1

I have grayscaled image, specifically medical data ultrasonography.

In the context of medical domain, there are techniques to capture data that called "View". It's like point of views of CCTVs with different placement when capturing image. So, there are 5 views actually. Therefore, there are 5 image captured at once.

Since the image is grayscale which indicate one channel, can I replace the num of channels to the num of views.

So the input dimension will looks like this:

  • (Height, Width, Channel/View) -> (600, 800, 5)

Instead of this:

  • (Height, Width, Channel/Color) -> (600, 800, 1)

Or, shall I use Conv3D for this? even though my data doesn't contains Z-axis.

  • (Depth/View, Height, Width, Channel/Color) -> (5, 600, 800, 1)

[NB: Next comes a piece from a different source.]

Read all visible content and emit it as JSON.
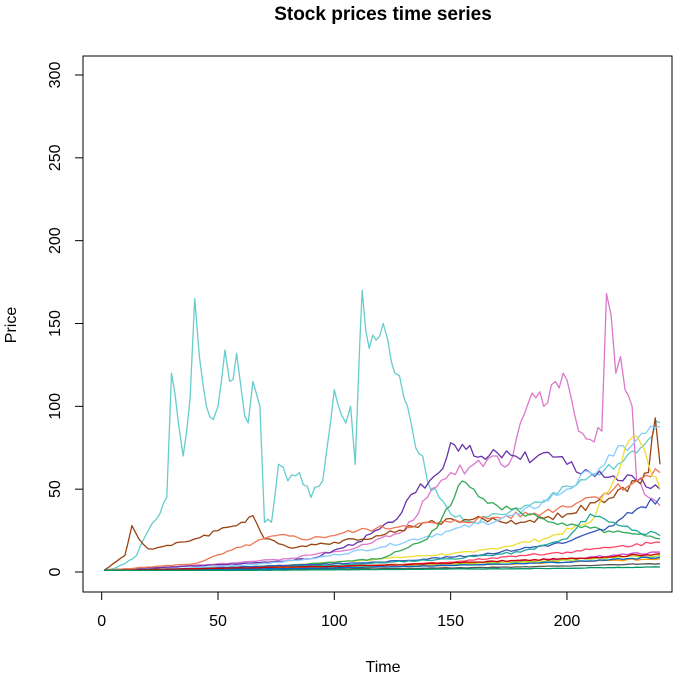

At the end, the output dimension is a vector with 3 element. (three neurons) with softmax activation as the classifier of pathology/disease/diagnose.

1 Answers1

1

You can do whatever you want, but it won't necessarily achieve a good result. CNNs have the inductive bias that features are spatially correlated. If you simply stack different views and immediately pass it through a convolutional layer, your model likely won't get a chance to actually extract information from a particular view (via iteratively building up every individual feature's receptive field) before it is combined with a different view (vanilla CNNs are not good approximating identity functions). Additionally, you should not be training your models from scratch. What would likely be more effective is to use a pre-trained model on your different views to extract feature maps corresponding to each view. Then, use those features in a fully connected layer to predict scores you can then input into your softmax.